Then Eagles offensive coordinator Shane Steichen left the Super Bowl field at State Farm Stadium, with the wrong color confetti falling on his head, at around 10 p.m. ET. Within an hour, he was back at the team hotel. The next morning, he was on a flight to Indianapolis to finalize a deal to become the Colts’ new coach. He spent much of his time on the plane jotting down notes on whom he’d thank and what he’d say at the press conference.
And that gave him a little window between his hire being announced on Valentine’s Day, Tuesday of that week, and that press conference, around noon that day, to decompress a little. You might imagine how he used it.
“I had about an hour before the press conference, and that's when I flipped it on,” Steichen said, with a hint of pain still in his voice, on Saturday, driving home from work. “I turned on the Super Bowl about an hour before my press conference and I watched 33 plays. And then I just stopped. And then I was like, , and I went and did my press conference.”
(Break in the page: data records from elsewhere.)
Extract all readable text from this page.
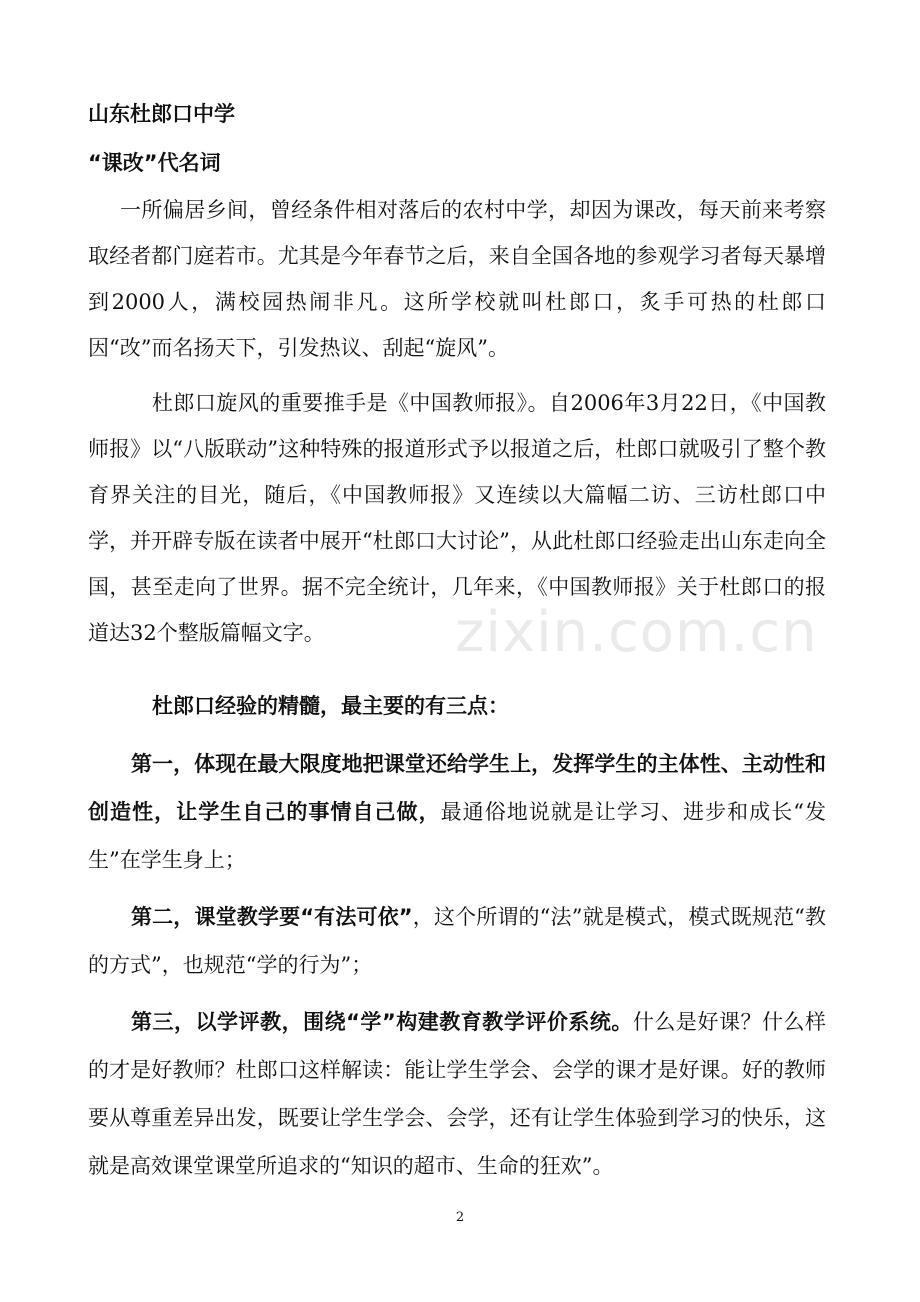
山东杜郎口中学
“课改”代名词

一所偏居乡间，曾经条件相对落后的农村中学，却因为课改，每天前来考察取经者都门庭若市。尤其是今年春节之后，来自全国各地的参观学习者每天暴增到2000人，满校园热闹非凡。这所学校就叫杜郎口，炙手可热的杜郎口因“改”而名扬天下，引发热议、刮起“旋风”。

杜郎口旋风的重要推手是《中国教师报》。自2006年3月22日，《中国教师报》以“八版联动”这种特殊的报道形式予以报道之后，杜郎口就吸引了整个教育界关注的目光，随后，《中国教师报》又连续以大篇幅二访、三访杜郎口中学，并开辟专版在读者中展开“杜郎口大讨论”，从此杜郎口经验走出山东走向全国，甚至走向了世界。据不完全统计，几年来，《中国教师报》关于杜郎口的报道达32个整版篇幅文字。

杜郎口经验的精髓，最主要的有三点：

第一，体现在最大限度地把课堂还给学生上，发挥学生的主体性、主动性和创造性，让学生自己的事情自己做，最通俗地说就是让学习、进步和成长“发生”在学生身上；

第二，课堂教学要“有法可依”，这个所谓的“法”就是模式，模式既规范“教的方式”，也规范“学的行为”；

第三，以学评教，围绕“学”构建教育教学评价系统。什么是好课？什么样的才是好教师？杜郎口这样解读：能让学生学会、会学的课才是好课。好的教师要从尊重差异出发，既要让学生学会、会学，还有让学生体验到学习的快乐，这就是高效课堂课堂所追求的“知识的超市、生命的狂欢”。

zixin.com.cn
2
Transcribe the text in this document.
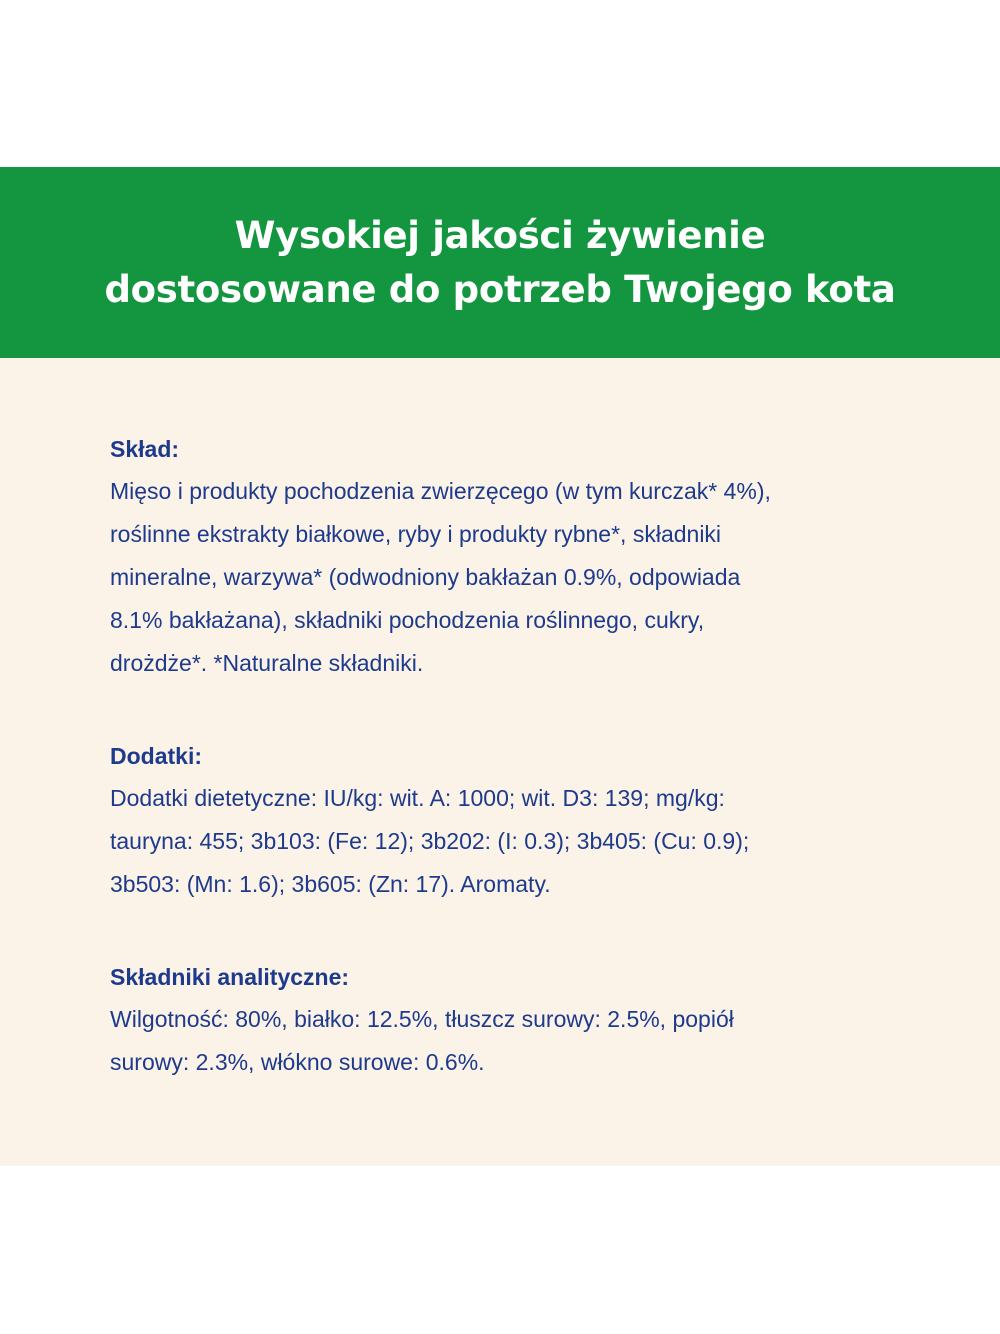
Wysokiej jakości żywienie
dostosowane do potrzeb Twojego kota
Skład:
Mięso i produkty pochodzenia zwierzęcego (w tym kurczak* 4%),
roślinne ekstrakty białkowe, ryby i produkty rybne*, składniki
mineralne, warzywa* (odwodniony bakłażan 0.9%, odpowiada
8.1% bakłażana), składniki pochodzenia roślinnego, cukry,
drożdże*. *Naturalne składniki.
Dodatki:
Dodatki dietetyczne: IU/kg: wit. A: 1000; wit. D3: 139; mg/kg:
tauryna: 455; 3b103: (Fe: 12); 3b202: (I: 0.3); 3b405: (Cu: 0.9);
3b503: (Mn: 1.6); 3b605: (Zn: 17). Aromaty.
Składniki analityczne:
Wilgotność: 80%, białko: 12.5%, tłuszcz surowy: 2.5%, popiół
surowy: 2.3%, włókno surowe: 0.6%.
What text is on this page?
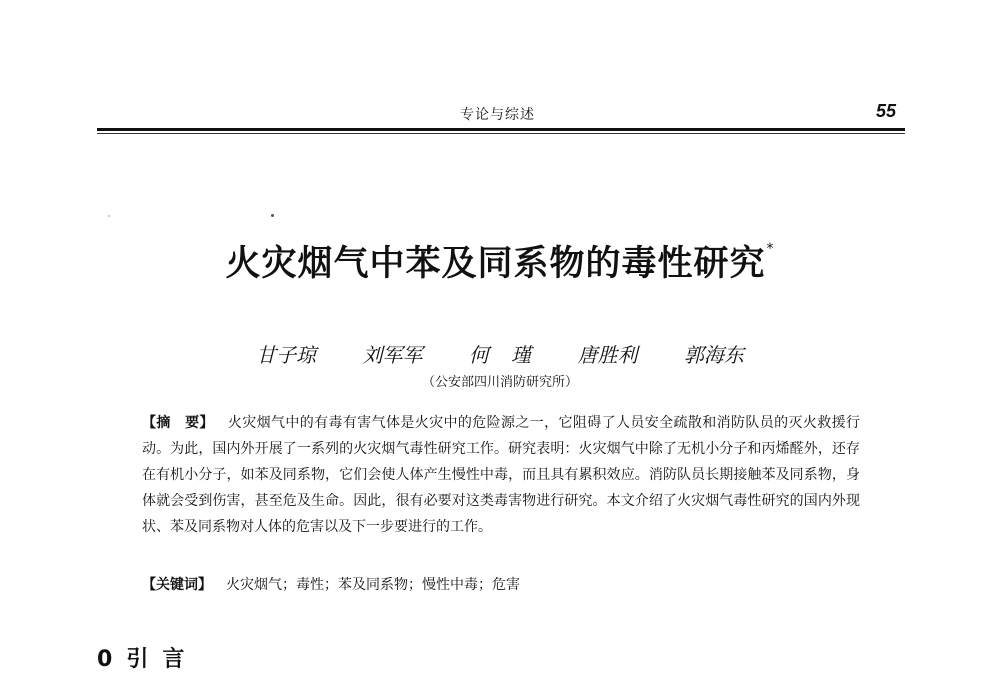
专论与综述	55
火灾烟气中苯及同系物的毒性研究*
甘子琼 刘军军 何 瑾 唐胜利 郭海东
（公安部四川消防研究所）
【摘　要】 火灾烟气中的有毒有害气体是火灾中的危险源之一，它阻碍了人员安全疏散和消防队员的灭火救援行动。为此，国内外开展了一系列的火灾烟气毒性研究工作。研究表明：火灾烟气中除了无机小分子和丙烯醛外，还存在有机小分子，如苯及同系物，它们会使人体产生慢性中毒，而且具有累积效应。消防队员长期接触苯及同系物，身体就会受到伤害，甚至危及生命。因此，很有必要对这类毒害物进行研究。本文介绍了火灾烟气毒性研究的国内外现状、苯及同系物对人体的危害以及下一步要进行的工作。
【关键词】 火灾烟气；毒性；苯及同系物；慢性中毒；危害
0 引言
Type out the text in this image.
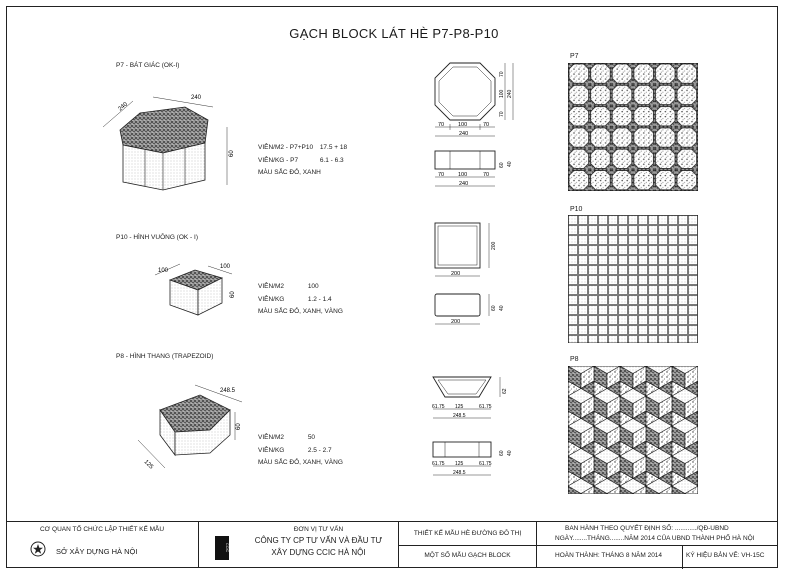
GẠCH BLOCK LÁT HÈ P7-P8-P10
P7 - BÁT GIÁC (OK-I)
P10 - HÌNH VUÔNG (OK - I)
P8 - HÌNH THANG (TRAPEZOID)
VIÊN/M2 - P7+P10 17.5 + 18
VIÊN/KG - P7	6.1 - 6.3
MÀU SẮC ĐỎ, XANH
VIÊN/M2	100
VIÊN/KG	1.2 - 1.4
MÀU SẮC ĐỎ, XANH, VÀNG
VIÊN/M2	50
VIÊN/KG	2.5 - 2.7
MÀU SẮC ĐỎ, XANH, VÀNG
240
240
60
100
100
60
248.5
125
60
70	100	70
240
70
100
70
240
70	100	70
240
60 40
200
200
200
60 40
61.75 125	61.75
248.5
62
61.75 125	61.75
248.5
60 40
P7
P10
P8
CƠ QUAN TỔ CHỨC LẬP THIẾT KẾ MẪU
SỞ XÂY DỰNG HÀ NỘI	CCIC
ĐƠN VỊ TƯ VẤN
CÔNG TY CP TƯ VẤN VÀ ĐẦU TƯ
XÂY DỰNG CCIC HÀ NỘI
THIẾT KẾ MẪU HÈ ĐƯỜNG ĐÔ THỊ
MỘT SỐ MẪU GẠCH BLOCK
BAN HÀNH THEO QUYẾT ĐỊNH SỐ: ............/QĐ-UBND
NGÀY........THÁNG........NĂM 2014 CỦA UBND THÀNH PHỐ HÀ NỘI
HOÀN THÀNH: THÁNG 8 NĂM 2014	KÝ HIỆU BẢN VẼ: VH-15C
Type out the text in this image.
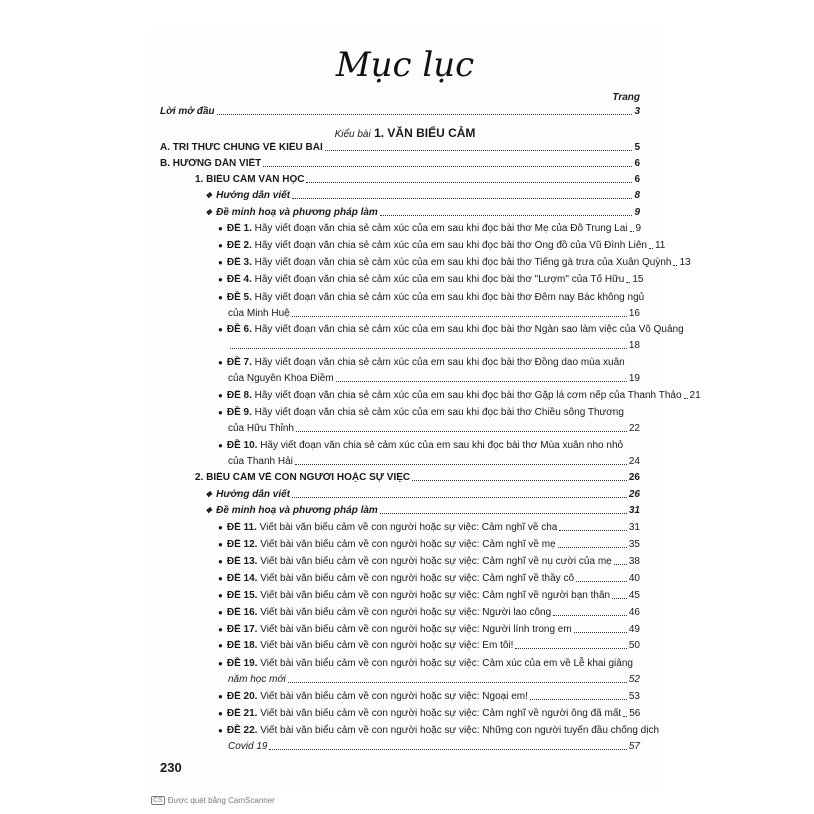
Mục lục
Trang
Lời mở đầu	3
Kiểu bài 1. VĂN BIỂU CẢM
A. TRI THỨC CHUNG VỀ KIỂU BÀI	5
B. HƯỚNG DẪN VIẾT	6
1. BIỂU CẢM VĂN HỌC	6
❖ Hướng dẫn viết	8
❖ Đề minh hoạ và phương pháp làm	9
● ĐỀ 1. Hãy viết đoạn văn chia sẻ cảm xúc của em sau khi đọc bài thơ Mẹ của Đỗ Trung Lai 9
● ĐỀ 2. Hãy viết đoạn văn chia sẻ cảm xúc của em sau khi đọc bài thơ Ông đồ của Vũ Đình Liên 11
● ĐỀ 3. Hãy viết đoạn văn chia sẻ cảm xúc của em sau khi đọc bài thơ Tiếng gà trưa của Xuân Quỳnh 13
● ĐỀ 4. Hãy viết đoạn văn chia sẻ cảm xúc của em sau khi đọc bài thơ "Lượm" của Tố Hữu 15
● ĐỀ 5. Hãy viết đoạn văn chia sẻ cảm xúc của em sau khi đọc bài thơ Đêm nay Bác không ngủ
của Minh Huệ	16
● ĐỀ 6. Hãy viết đoạn văn chia sẻ cảm xúc của em sau khi đọc bài thơ Ngàn sao làm việc của Võ Quảng
18
● ĐỀ 7. Hãy viết đoạn văn chia sẻ cảm xúc của em sau khi đọc bài thơ Đồng dao mùa xuân
của Nguyễn Khoa Điềm	19
● ĐỀ 8. Hãy viết đoạn văn chia sẻ cảm xúc của em sau khi đọc bài thơ Gặp lá cơm nếp của Thanh Thảo 21
● ĐỀ 9. Hãy viết đoạn văn chia sẻ cảm xúc của em sau khi đọc bài thơ Chiều sông Thương
của Hữu Thỉnh	22
● ĐỀ 10. Hãy viết đoạn văn chia sẻ cảm xúc của em sau khi đọc bài thơ Mùa xuân nho nhỏ
của Thanh Hải	24
2. BIỂU CẢM VỀ CON NGƯỜI HOẶC SỰ VIỆC	26
❖ Hướng dẫn viết	26
❖ Đề minh hoạ và phương pháp làm	31
● ĐỀ 11. Viết bài văn biểu cảm về con người hoặc sự việc: Cảm nghĩ về cha	31
● ĐỀ 12. Viết bài văn biểu cảm về con người hoặc sự việc: Cảm nghĩ về mẹ	35
● ĐỀ 13. Viết bài văn biểu cảm về con người hoặc sự việc: Cảm nghĩ về nụ cười của mẹ 38
● ĐỀ 14. Viết bài văn biểu cảm về con người hoặc sự việc: Cảm nghĩ về thầy cô	40
● ĐỀ 15. Viết bài văn biểu cảm về con người hoặc sự việc: Cảm nghĩ về người bạn thân 45
● ĐỀ 16. Viết bài văn biểu cảm về con người hoặc sự việc: Người lao công	46
● ĐỀ 17. Viết bài văn biểu cảm về con người hoặc sự việc: Người lính trong em	49
● ĐỀ 18. Viết bài văn biểu cảm về con người hoặc sự việc: Em tôi!	50
● ĐỀ 19. Viết bài văn biểu cảm về con người hoặc sự việc: Cảm xúc của em về Lễ khai giảng
năm học mới	52
● ĐỀ 20. Viết bài văn biểu cảm về con người hoặc sự việc: Ngoại em!	53
● ĐỀ 21. Viết bài văn biểu cảm về con người hoặc sự việc: Cảm nghĩ về người ông đã mất 56
● ĐỀ 22. Viết bài văn biểu cảm về con người hoặc sự việc: Những con người tuyến đầu chống dịch
Covid 19	57
230
CS Được quét bằng CamScanner
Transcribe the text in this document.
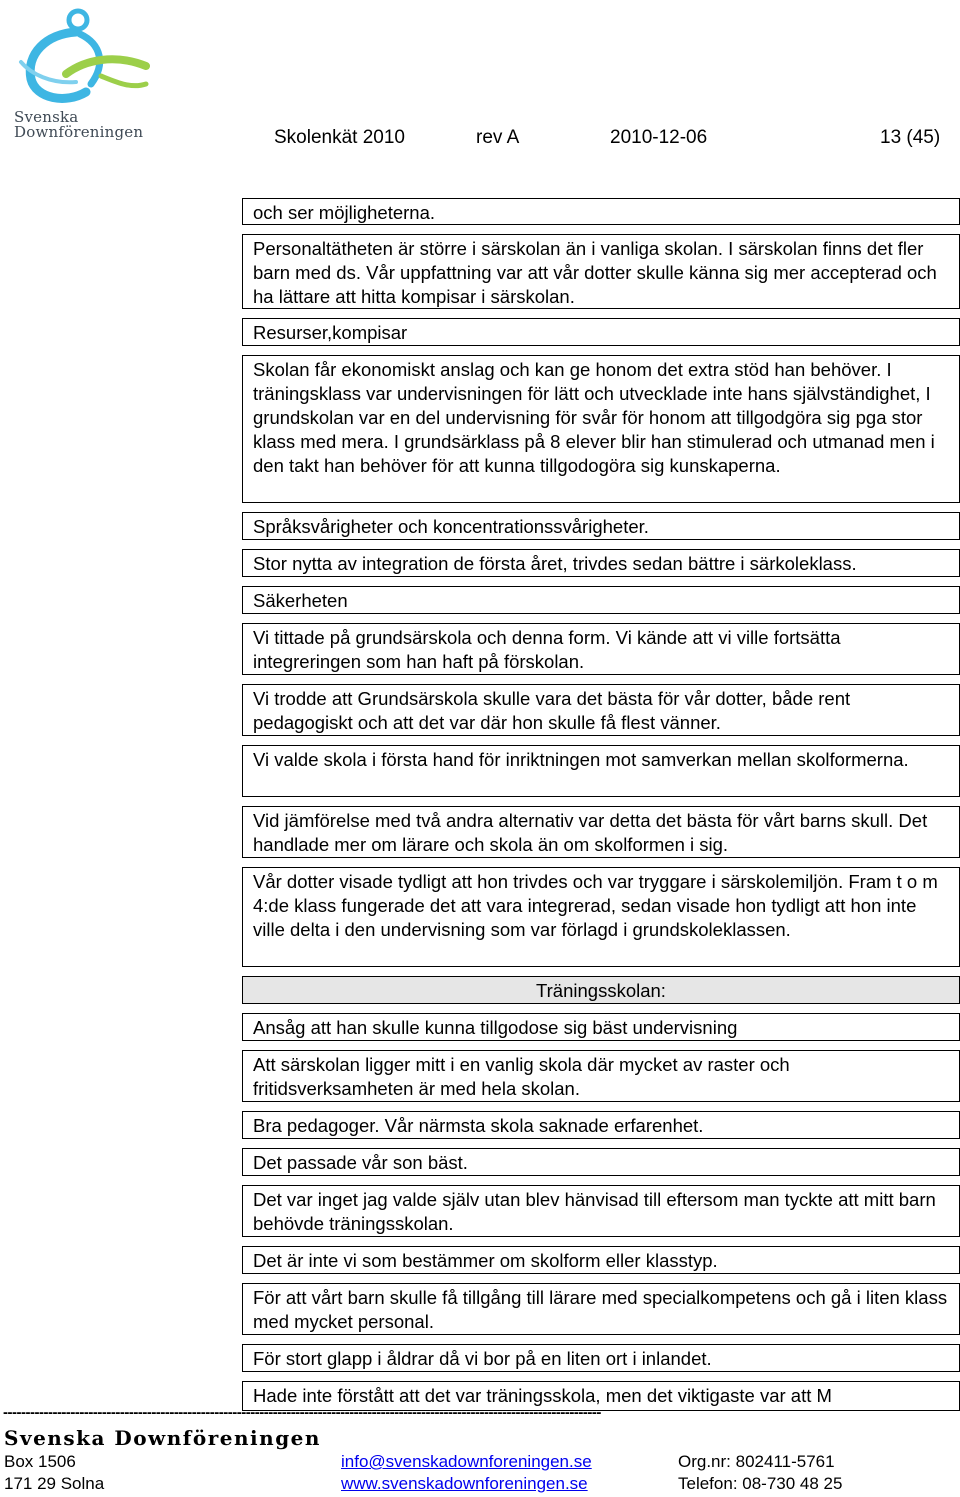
Svenska
Downföreningen	Skolenkät 2010	rev A	2010-12-06	13 (45)
och ser möjligheterna.
Personaltätheten är större i särskolan än i vanliga skolan. I särskolan finns det fler barn med ds. Vår uppfattning var att vår dotter skulle känna sig mer accepterad och ha lättare att hitta kompisar i särskolan.
Resurser,kompisar
Skolan får ekonomiskt anslag och kan ge honom det extra stöd han behöver. I träningsklass var undervisningen för lätt och utvecklade inte hans självständighet, I grundskolan var en del undervisning för svår för honom att tillgodgöra sig pga stor klass med mera. I grundsärklass på 8 elever blir han stimulerad och utmanad men i den takt han behöver för att kunna tillgodogöra sig kunskaperna.
Språksvårigheter och koncentrationssvårigheter.
Stor nytta av integration de första året, trivdes sedan bättre i särkoleklass.
Säkerheten
Vi tittade på grundsärskola och denna form. Vi kände att vi ville fortsätta integreringen som han haft på förskolan.
Vi trodde att Grundsärskola skulle vara det bästa för vår dotter, både rent pedagogiskt och att det var där hon skulle få flest vänner.
Vi valde skola i första hand för inriktningen mot samverkan mellan skolformerna.
Vid jämförelse med två andra alternativ var detta det bästa för vårt barns skull. Det handlade mer om lärare och skola än om skolformen i sig.
Vår dotter visade tydligt att hon trivdes och var tryggare i särskolemiljön. Fram t o m 4:de klass fungerade det att vara integrerad, sedan visade hon tydligt att hon inte ville delta i den undervisning som var förlagd i grundskoleklassen.
Träningsskolan:
Ansåg att han skulle kunna tillgodose sig bäst undervisning
Att särskolan ligger mitt i en vanlig skola där mycket av raster och fritidsverksamheten är med hela skolan.
Bra pedagoger. Vår närmsta skola saknade erfarenhet.
Det passade vår son bäst.
Det var inget jag valde själv utan blev hänvisad till eftersom man tyckte att mitt barn behövde träningsskolan.
Det är inte vi som bestämmer om skolform eller klasstyp.
För att vårt barn skulle få tillgång till lärare med specialkompetens och gå i liten klass med mycket personal.
För stort glapp i åldrar då vi bor på en liten ort i inlandet.
Hade inte förstått att det var träningsskola, men det viktigaste var att M
-------------------------------------------------------------------------------------------------------------------------------------
Svenska Downföreningen
Box 1506
171 29 Solna
info@svenskadownforeningen.se
www.svenskadownforeningen.se
Org.nr: 802411-5761
Telefon: 08-730 48 25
Steichen never finished getting through the tape.
Part of it, for sure, is Steichen’s not wanting to relive the pain—through 33 plays, Philly had things well in hand, and watching the rest would, for a football coach, qualify as a form of self-flagellation. But the other part of it is far less complex than that.
Really, the 37-year-old simply hasn’t had time to get back to it.
It’s now been 55 days since he was officially announced and introduced as the new boss in Indy. In the interim, he’s hired a staff, worked with that staff to teach GM Chris Ballard and the scouts what they’ll look for in players at every position, started work on the draft, completed work in identifying and pursuing free-agent targets, and, over the last week, jumped headlong into figuring out which quarterback is worth taking with the fourth pick.
Monday, Steichen will hit another milestone, probably his most significant one yet. This week, he and the NFL’s other four new head coaches will open their offseason programs. That means this morning, Steichen will be in front of their players for the first time.
Not surprisingly, he’s got a pretty detailed plan for it, like he’s had for everything else over the last eight weeks. But that doesn’t mean his head isn’t still spinning a little, with all there’s been to digest since he left that field in Arizona back in February. Enough so that he never really got to digest all that came with the loss he and the Eagles suffered that night.
A day will come, he’s sure, when he’ll get time for that. That day isn’t today.